La notion de vitesse n’est pas exempte de critique. Les déplacements rapides ne sont utiles que dans un monde où la vitesse prédomine et où notre quotidien n’est plus qu’une succession d’immédiateté. Ce monde convient à des personnes pressées qui croulent sous le poids des contraintes, et qui si elles pouvaient l’éviter voyageraient d’une toute autre manière.
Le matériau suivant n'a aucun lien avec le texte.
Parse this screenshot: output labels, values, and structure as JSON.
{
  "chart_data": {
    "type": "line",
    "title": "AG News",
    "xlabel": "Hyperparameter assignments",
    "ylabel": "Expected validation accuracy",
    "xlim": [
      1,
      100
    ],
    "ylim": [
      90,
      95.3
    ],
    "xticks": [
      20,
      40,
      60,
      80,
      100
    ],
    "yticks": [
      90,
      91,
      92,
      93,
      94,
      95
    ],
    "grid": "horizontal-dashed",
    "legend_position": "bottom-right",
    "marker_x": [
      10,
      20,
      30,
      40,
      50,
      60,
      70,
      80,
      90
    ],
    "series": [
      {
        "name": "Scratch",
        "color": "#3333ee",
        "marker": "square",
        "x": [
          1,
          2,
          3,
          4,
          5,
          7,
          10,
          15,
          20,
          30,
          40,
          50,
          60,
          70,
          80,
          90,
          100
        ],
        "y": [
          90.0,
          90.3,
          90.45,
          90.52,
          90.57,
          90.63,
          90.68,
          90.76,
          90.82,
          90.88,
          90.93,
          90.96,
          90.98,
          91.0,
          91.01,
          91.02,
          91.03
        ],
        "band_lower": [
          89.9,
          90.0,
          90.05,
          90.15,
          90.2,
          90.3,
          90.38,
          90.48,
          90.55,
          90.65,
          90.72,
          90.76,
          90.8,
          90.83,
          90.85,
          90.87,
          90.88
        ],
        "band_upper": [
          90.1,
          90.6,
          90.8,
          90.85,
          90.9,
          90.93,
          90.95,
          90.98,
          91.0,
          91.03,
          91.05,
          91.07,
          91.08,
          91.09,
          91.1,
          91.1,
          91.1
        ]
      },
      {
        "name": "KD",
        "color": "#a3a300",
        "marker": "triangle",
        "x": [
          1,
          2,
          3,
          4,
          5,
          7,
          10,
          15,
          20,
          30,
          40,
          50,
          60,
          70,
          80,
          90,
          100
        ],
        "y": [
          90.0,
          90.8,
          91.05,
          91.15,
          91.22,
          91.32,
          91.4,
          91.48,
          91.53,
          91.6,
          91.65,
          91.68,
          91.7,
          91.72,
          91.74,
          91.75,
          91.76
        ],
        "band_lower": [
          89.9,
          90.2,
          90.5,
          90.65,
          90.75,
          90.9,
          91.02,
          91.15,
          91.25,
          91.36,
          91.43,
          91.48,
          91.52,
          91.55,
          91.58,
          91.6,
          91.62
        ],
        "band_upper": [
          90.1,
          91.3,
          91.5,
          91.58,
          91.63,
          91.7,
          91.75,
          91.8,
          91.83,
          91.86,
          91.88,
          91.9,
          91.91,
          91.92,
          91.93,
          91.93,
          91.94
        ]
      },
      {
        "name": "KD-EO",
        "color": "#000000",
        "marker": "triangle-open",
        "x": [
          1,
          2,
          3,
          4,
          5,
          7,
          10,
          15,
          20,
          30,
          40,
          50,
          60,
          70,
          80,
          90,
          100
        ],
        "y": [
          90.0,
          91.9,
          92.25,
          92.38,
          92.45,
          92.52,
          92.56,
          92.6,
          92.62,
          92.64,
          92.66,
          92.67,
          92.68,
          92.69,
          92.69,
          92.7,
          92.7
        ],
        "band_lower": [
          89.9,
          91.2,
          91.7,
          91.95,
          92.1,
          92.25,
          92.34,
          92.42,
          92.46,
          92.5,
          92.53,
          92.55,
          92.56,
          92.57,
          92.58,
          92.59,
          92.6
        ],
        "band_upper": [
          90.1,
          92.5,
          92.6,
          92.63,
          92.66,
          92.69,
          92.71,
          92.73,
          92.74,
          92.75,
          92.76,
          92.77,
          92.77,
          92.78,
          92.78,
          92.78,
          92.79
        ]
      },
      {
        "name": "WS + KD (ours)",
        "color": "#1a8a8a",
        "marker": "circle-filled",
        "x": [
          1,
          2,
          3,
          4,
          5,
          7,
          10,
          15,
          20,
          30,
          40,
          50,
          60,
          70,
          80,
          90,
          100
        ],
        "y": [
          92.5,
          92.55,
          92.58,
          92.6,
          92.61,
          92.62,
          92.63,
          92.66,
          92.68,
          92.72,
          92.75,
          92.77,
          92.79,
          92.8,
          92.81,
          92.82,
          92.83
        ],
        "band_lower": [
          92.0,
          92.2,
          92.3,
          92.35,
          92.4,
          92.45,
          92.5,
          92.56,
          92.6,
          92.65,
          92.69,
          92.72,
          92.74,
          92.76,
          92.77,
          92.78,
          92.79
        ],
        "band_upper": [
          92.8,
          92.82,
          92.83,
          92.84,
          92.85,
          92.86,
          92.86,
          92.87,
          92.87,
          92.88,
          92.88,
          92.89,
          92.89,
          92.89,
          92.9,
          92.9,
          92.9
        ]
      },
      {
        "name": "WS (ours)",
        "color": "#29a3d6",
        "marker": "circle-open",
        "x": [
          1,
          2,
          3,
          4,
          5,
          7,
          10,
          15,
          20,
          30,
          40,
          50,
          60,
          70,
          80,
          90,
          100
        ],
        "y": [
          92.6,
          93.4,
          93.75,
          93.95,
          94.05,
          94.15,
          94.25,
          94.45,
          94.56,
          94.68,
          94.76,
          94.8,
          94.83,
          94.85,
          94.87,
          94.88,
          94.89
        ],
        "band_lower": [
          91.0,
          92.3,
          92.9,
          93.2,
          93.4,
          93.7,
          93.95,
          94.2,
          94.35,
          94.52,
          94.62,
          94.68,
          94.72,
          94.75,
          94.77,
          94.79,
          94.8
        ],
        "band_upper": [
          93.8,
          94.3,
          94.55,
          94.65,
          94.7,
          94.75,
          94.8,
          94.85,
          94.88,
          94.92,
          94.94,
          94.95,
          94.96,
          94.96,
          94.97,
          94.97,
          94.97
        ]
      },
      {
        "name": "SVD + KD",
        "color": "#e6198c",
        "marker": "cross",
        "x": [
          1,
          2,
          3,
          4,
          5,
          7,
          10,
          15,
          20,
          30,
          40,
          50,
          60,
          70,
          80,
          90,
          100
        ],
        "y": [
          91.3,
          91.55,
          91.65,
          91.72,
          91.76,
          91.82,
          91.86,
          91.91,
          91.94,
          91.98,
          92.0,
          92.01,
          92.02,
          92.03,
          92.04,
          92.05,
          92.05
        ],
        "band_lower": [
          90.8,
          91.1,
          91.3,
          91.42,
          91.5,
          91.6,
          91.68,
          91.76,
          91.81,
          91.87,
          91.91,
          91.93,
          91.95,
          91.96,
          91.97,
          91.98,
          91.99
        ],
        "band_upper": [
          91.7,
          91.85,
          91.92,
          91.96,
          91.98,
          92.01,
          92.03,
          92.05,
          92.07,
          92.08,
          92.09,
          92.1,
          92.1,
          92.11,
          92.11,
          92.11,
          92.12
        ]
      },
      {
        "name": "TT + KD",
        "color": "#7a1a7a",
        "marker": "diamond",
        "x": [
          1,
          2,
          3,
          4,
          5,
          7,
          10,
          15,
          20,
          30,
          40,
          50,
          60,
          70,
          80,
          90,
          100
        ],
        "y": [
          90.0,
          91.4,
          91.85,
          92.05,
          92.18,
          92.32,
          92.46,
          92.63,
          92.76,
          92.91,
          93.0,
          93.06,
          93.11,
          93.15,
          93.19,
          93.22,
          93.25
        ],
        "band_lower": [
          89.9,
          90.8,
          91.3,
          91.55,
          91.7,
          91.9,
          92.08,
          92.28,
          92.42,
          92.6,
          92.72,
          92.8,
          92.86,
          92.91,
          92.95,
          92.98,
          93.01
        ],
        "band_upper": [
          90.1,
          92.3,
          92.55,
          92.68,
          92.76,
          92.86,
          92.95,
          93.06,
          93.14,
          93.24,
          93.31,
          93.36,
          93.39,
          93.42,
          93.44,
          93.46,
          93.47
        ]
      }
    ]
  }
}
« Le seul intérêt général qui mérite d’être discuté en cette fin de siècle, c’est de tenter de mettre un terme au saccage de la vie, et non de gagner quelques dizaines de minutes pour passer la vallée du Rhône. Quant à la seule croissance qui mérite qu’on s’y arrête, c’est celle, qualitative, de l’existence humaine, la seule qui permette de sortir de cette obscure préhistoire économique. » Alliance pour l’opposition à toutes les nuisances, 1991
Des personnes s’opposent à des projets destructeurs dans de nombreux endroits. Trop souvent la défense du territoire prime sur l’idéologie à combattre ; parfois, des composantes de l’opposition proposent ou soutiennent des projets « alternatifs », « moins coûteux », qui épargnerait leurs maisons mais sacrifierait celles des autres. Ces positions sont blessantes pour celles et ceux qui luttent, ici ou ailleurs. Au delà d’une lutte contre un projet d’aéroport ou une ligne à grande vitesse, il s’agit de brèches qui s’ouvrent dans un monde que nous voulons voir s’effondrer.
Ni ici, ni ailleurs!
Leurs projets ne sont pas les nôtres!
Non aux projets de LGV Marseille-Turin, à la poursuite de l’A51, à la ligne THT Haute-Durance. Non à tous les autres.